I often say to my friends and relatives that I am “feeling pitchforky” but today I am ready to buy one at my local hardware store. All this chaos around “models” related to Covid 19 death tolls has made me feel like a lab animal as I am in the expendable cohort, I.e. 75 years old and living in a very Blue city. Of course there are many of us expendables in Philly, a majority minority municipality.
I know I will snap out of this in a couple of days but $35 for a pitchfork sounds good to me. I will leave the torches and tar to others and be my shabby self.
MoxieM
Welp, I’ll say this again where nobody will read it (takes me a loooong time to get the dog fed, the trash out and all the necessaries of life.) Anyway:
My dearly beloved daughter lives in Germany, on the permanent.
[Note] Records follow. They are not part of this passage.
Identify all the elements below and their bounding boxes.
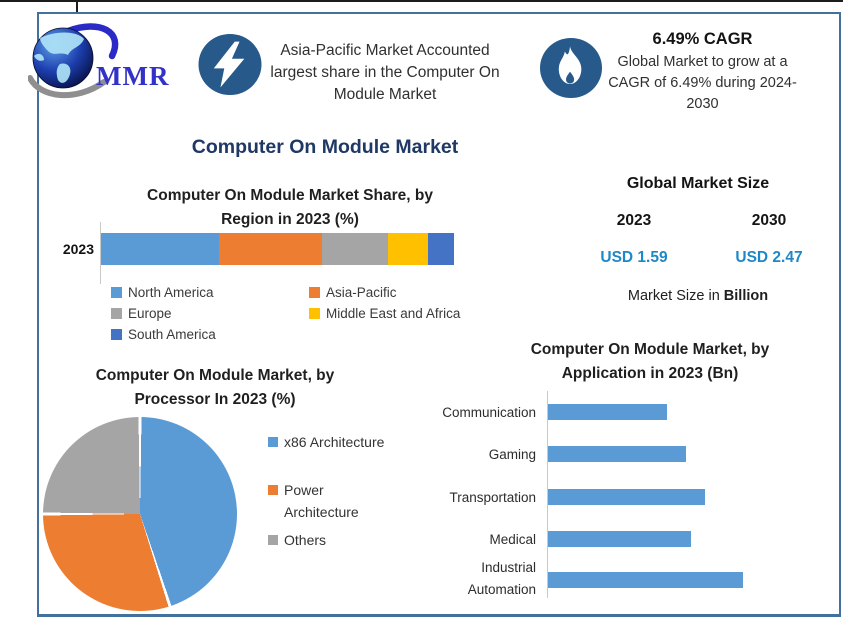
top-crop-tick bbox=[76, 0, 78, 13]
region-stacked-bar bbox=[101, 233, 454, 265]
power-swatch bbox=[268, 485, 278, 495]
bar-segment-south-america bbox=[427, 233, 454, 265]
bar-label-communication: Communication bbox=[442, 405, 536, 420]
legend-label: Europe bbox=[128, 306, 172, 321]
mmr-logo: MMR bbox=[28, 23, 169, 98]
bar-medical bbox=[548, 531, 691, 547]
highlight-text: Asia-Pacific Market Accounted largest sh… bbox=[270, 42, 500, 103]
bar-label-industrial-automation: Industrial Automation bbox=[467, 560, 536, 597]
bar-label-medical: Medical bbox=[489, 532, 536, 547]
legend-label: South America bbox=[128, 327, 216, 342]
legend-item-asia-pacific: Asia-Pacific bbox=[309, 282, 481, 303]
market-size-year-2030: 2030 bbox=[751, 212, 787, 229]
bar-segment-middle-east-and-africa bbox=[387, 233, 428, 265]
flame-icon bbox=[540, 37, 602, 99]
south-america-swatch bbox=[111, 329, 122, 340]
region-legend: North America Asia-Pacific Europe Middle… bbox=[111, 282, 481, 345]
application-axis-line bbox=[547, 391, 548, 598]
market-size-value-2030: USD 2.47 bbox=[735, 249, 803, 266]
legend-label: Middle East and Africa bbox=[326, 306, 461, 321]
region-chart-title: Computer On Module Market Share, by Regi… bbox=[147, 187, 433, 228]
europe-swatch bbox=[111, 308, 122, 319]
north-america-swatch bbox=[111, 287, 122, 298]
logo-text: MMR bbox=[96, 61, 169, 91]
bar-communication bbox=[548, 404, 667, 420]
page-title: Computer On Module Market bbox=[191, 136, 459, 158]
legend-item-europe: Europe bbox=[111, 303, 309, 324]
legend-item-south-america: South America bbox=[111, 324, 309, 345]
processor-pie bbox=[43, 417, 237, 611]
market-size-title: Global Market Size bbox=[626, 175, 770, 192]
legend-item-power: Power Architecture bbox=[268, 479, 398, 523]
legend-item-mea: Middle East and Africa bbox=[309, 303, 481, 324]
bar-industrial-automation bbox=[548, 572, 743, 588]
asia-pacific-swatch bbox=[309, 287, 320, 298]
globe-continents bbox=[34, 32, 84, 83]
x86-swatch bbox=[268, 437, 278, 447]
legend-item-others: Others bbox=[268, 529, 326, 551]
bar-label-transportation: Transportation bbox=[449, 490, 536, 505]
market-size-note: Market Size in Billion bbox=[598, 288, 798, 304]
logo-swoosh-blue bbox=[64, 23, 119, 60]
bar-segment-europe bbox=[321, 233, 388, 265]
bar-transportation bbox=[548, 489, 705, 505]
bar-segment-asia-pacific bbox=[219, 233, 322, 265]
market-size-year-2023: 2023 bbox=[616, 212, 652, 229]
bar-segment-north-america bbox=[101, 233, 220, 265]
region-year-label: 2023 bbox=[62, 241, 94, 257]
market-size-note-prefix: Market Size in bbox=[627, 288, 720, 304]
application-chart-title: Computer On Module Market, by Applicatio… bbox=[530, 341, 770, 382]
region-axis-line bbox=[100, 222, 101, 284]
legend-label: Power Architecture bbox=[284, 482, 359, 520]
logo-swoosh-gray bbox=[28, 75, 107, 98]
market-size-value-2023: USD 1.59 bbox=[600, 249, 668, 266]
processor-chart-title: Computer On Module Market, by Processor … bbox=[95, 367, 335, 408]
cagr-block: 6.49% CAGR Global Market to grow at a CA… bbox=[600, 30, 805, 115]
cagr-text: Global Market to grow at a CAGR of 6.49%… bbox=[608, 54, 797, 112]
legend-label: Others bbox=[284, 532, 327, 548]
bar-label-gaming: Gaming bbox=[488, 447, 536, 462]
legend-label: North America bbox=[128, 285, 214, 300]
lightning-bolt-icon bbox=[198, 33, 262, 96]
others-swatch bbox=[268, 535, 278, 545]
cagr-title: 6.49% CAGR bbox=[652, 30, 753, 48]
legend-label: Asia-Pacific bbox=[326, 285, 397, 300]
legend-item-x86: x86 Architecture bbox=[268, 431, 384, 453]
top-crop-line bbox=[0, 0, 843, 2]
legend-item-north-america: North America bbox=[111, 282, 309, 303]
mea-swatch bbox=[309, 308, 320, 319]
market-size-note-unit: Billion bbox=[723, 288, 769, 304]
bar-gaming bbox=[548, 446, 686, 462]
legend-label: x86 Architecture bbox=[284, 434, 385, 450]
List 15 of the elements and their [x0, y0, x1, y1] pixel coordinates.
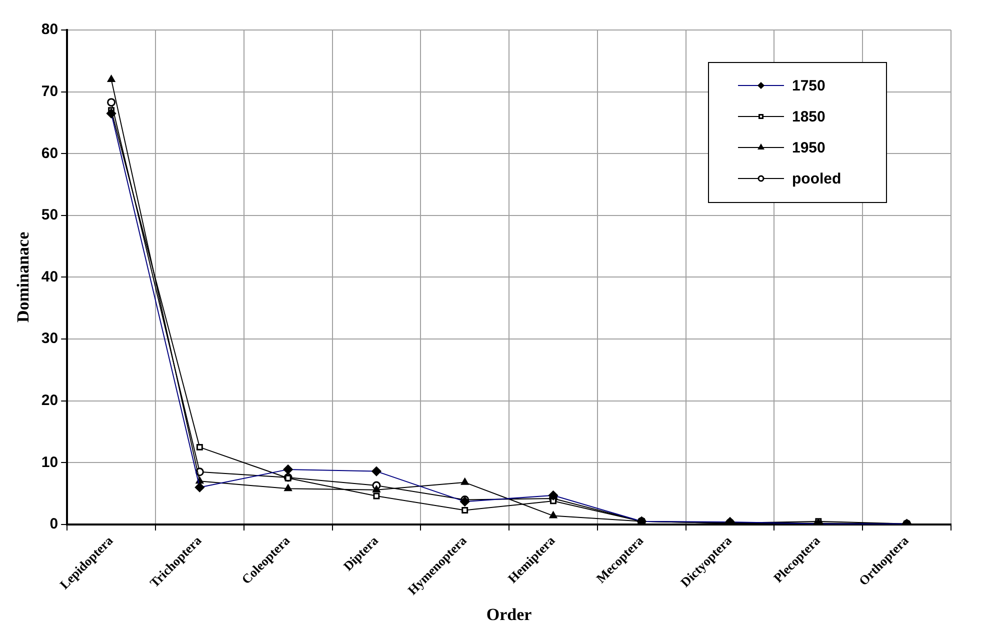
y-tick-label: 80	[41, 21, 58, 38]
legend-label: 1950	[792, 140, 826, 157]
legend-label: 1750	[792, 78, 826, 95]
y-tick-label: 40	[41, 268, 58, 286]
legend-label: 1850	[792, 108, 826, 126]
x-axis-title: Order	[486, 605, 532, 624]
y-tick-label: 60	[41, 144, 58, 162]
y-tick-label: 70	[41, 82, 58, 100]
y-tick-label: 20	[41, 392, 58, 409]
y-tick-label: 10	[41, 454, 58, 471]
y-tick-label: 30	[41, 330, 58, 348]
y-tick-label: 0	[50, 516, 58, 533]
y-tick-label: 50	[41, 206, 58, 224]
legend-label: pooled	[792, 170, 842, 188]
y-axis-title: Dominanace	[14, 231, 33, 323]
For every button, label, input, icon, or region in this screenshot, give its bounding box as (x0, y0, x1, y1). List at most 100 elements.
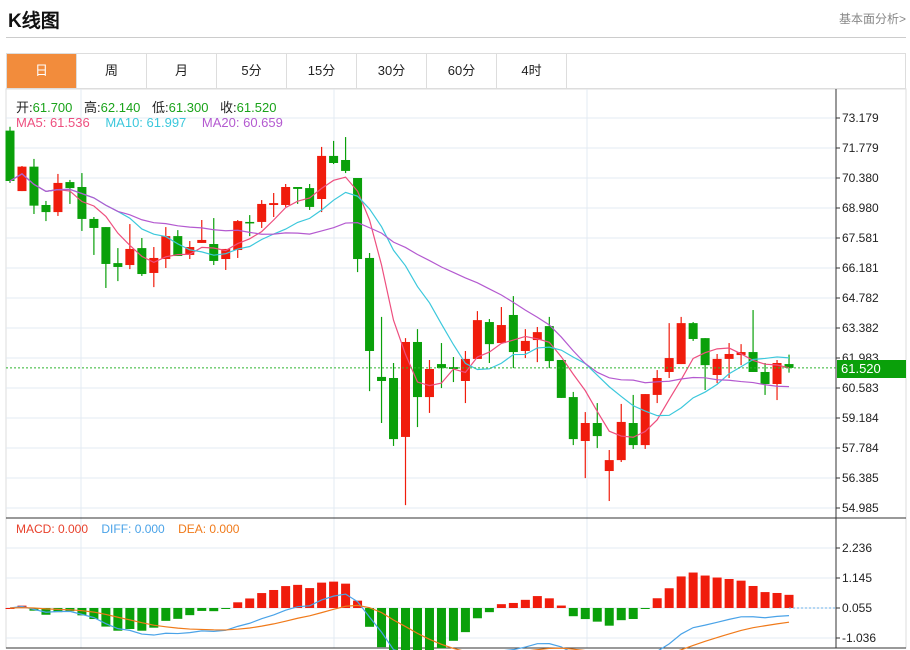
candle-up (401, 341, 411, 437)
price-tick-label: 70.380 (842, 171, 879, 185)
macd-bar (209, 607, 219, 612)
macd-bar (269, 589, 279, 608)
price-tick-label: 59.184 (842, 411, 879, 425)
price-tick-label: 63.382 (842, 321, 879, 335)
ma10-line (9, 173, 790, 417)
candle-down (353, 177, 363, 260)
tab-5min[interactable]: 5分 (217, 54, 287, 88)
divider (6, 37, 906, 38)
open-label: 开: (16, 100, 33, 115)
macd-bar (508, 602, 518, 608)
candle-down (508, 314, 518, 353)
macd-bar (197, 607, 207, 611)
candle-down (448, 367, 458, 369)
candle-down (544, 326, 554, 362)
candle-up (424, 368, 434, 398)
macd-bar (173, 607, 183, 619)
candle-down (137, 248, 147, 275)
candle-up (269, 203, 279, 206)
candle-down (700, 338, 710, 366)
candle-down (89, 218, 99, 228)
macd-bar (305, 588, 315, 608)
candle-down (329, 155, 339, 163)
macd-bar (353, 600, 363, 608)
macd-bar (281, 586, 291, 608)
fundamental-analysis-link[interactable]: 基本面分析> (838, 12, 906, 26)
page-title: K线图 (8, 11, 60, 32)
macd-bar (137, 607, 147, 631)
macd-bar (424, 607, 434, 650)
macd-legend-value: MACD: 0.000 (16, 522, 89, 536)
macd-bar (760, 592, 770, 608)
tab-15min[interactable]: 15分 (287, 54, 357, 88)
macd-bar (616, 607, 626, 621)
candle-up (724, 353, 734, 359)
price-tick-label: 67.581 (842, 231, 879, 245)
low-value: 61.300 (168, 100, 209, 115)
candle-up (652, 377, 662, 395)
candle-down (41, 205, 51, 213)
candle-down (377, 376, 387, 381)
macd-bar (652, 598, 662, 608)
macd-tick-label: 1.145 (842, 571, 872, 585)
open-value: 61.700 (32, 100, 73, 115)
candle-up (676, 323, 686, 365)
price-tick-label: 68.980 (842, 201, 879, 215)
candle-up (125, 248, 135, 266)
macd-bar (412, 607, 422, 650)
macd-bar (580, 607, 590, 620)
candle-up (616, 421, 626, 461)
close-value: 61.520 (236, 100, 277, 115)
candle-up (197, 239, 207, 243)
macd-bar (125, 607, 135, 629)
price-tick-label: 64.782 (842, 291, 879, 305)
macd-bar (448, 607, 458, 641)
macd-bar (640, 607, 650, 609)
candle-up (604, 460, 614, 472)
macd-bar (712, 577, 722, 608)
macd-bar (5, 607, 15, 609)
price-tick-label: 73.179 (842, 111, 879, 125)
price-tick-label: 57.784 (842, 441, 879, 455)
tab-60min[interactable]: 60分 (427, 54, 497, 88)
macd-bar (245, 598, 255, 608)
macd-bar (149, 607, 159, 628)
ma5-line (9, 173, 790, 438)
low-label: 低: (152, 100, 169, 115)
macd-bar (676, 576, 686, 608)
macd-bar (389, 607, 399, 650)
candle-down (5, 130, 15, 181)
candle-up (233, 221, 243, 251)
candle-down (568, 397, 578, 440)
candle-down (29, 166, 39, 206)
tab-30min[interactable]: 30分 (357, 54, 427, 88)
macd-bar (53, 607, 63, 613)
macd-bar (89, 607, 99, 620)
macd-bar (257, 593, 267, 608)
macd-bar (568, 607, 578, 617)
macd-bar (329, 581, 339, 608)
macd-bar (221, 607, 231, 609)
macd-bar (664, 588, 674, 608)
tab-month[interactable]: 月 (147, 54, 217, 88)
candle-up (712, 358, 722, 375)
macd-bar (377, 607, 387, 648)
candle-up (772, 362, 782, 384)
macd-bar (496, 604, 506, 608)
macd-bar (101, 607, 111, 627)
macd-bar (293, 584, 303, 608)
diff-legend-value: DIFF: 0.000 (101, 522, 165, 536)
macd-bar (700, 575, 710, 608)
candle-up (17, 166, 27, 192)
macd-bar (592, 607, 602, 622)
candle-down (412, 341, 422, 398)
candle-up (257, 203, 267, 222)
tab-week[interactable]: 周 (77, 54, 147, 88)
candle-up (281, 187, 291, 206)
tab-day[interactable]: 日 (7, 54, 77, 88)
candle-down (293, 187, 303, 189)
high-label: 高: (84, 100, 101, 115)
tab-4hour[interactable]: 4时 (497, 54, 567, 88)
macd-bar (532, 596, 542, 608)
She has a white collar job, but no permanent residency card ( =green card) … yet. Still she’s been there 6 years so it’s coming. She has been working from home 1 or 2 days a week for the last year anyway, but when the plague hit, she’s all from home. However, her hours got cut to 50%. The German Government makes up the difference to 80% of her regular salary. She has her full health benefits (extraordinary), subsidized transit, etc. So, not a citizen, not even a “permanent resident” as such, and she gets 30% of her salary from the State.
Oh, there’s more, so much more, but I think that’s enough to indicate what humane (how weird, right?) nations do for their workers because they want people to be, you know, productive!
Andrew Johnston
I am very late to the party, but there’s something I really should point out:
This is incorrect. If you read the article a little more closely, you’ll see that the 31% of people didn’t pay rent between April 1st and April 5th. 91.5% of people paid rent in April.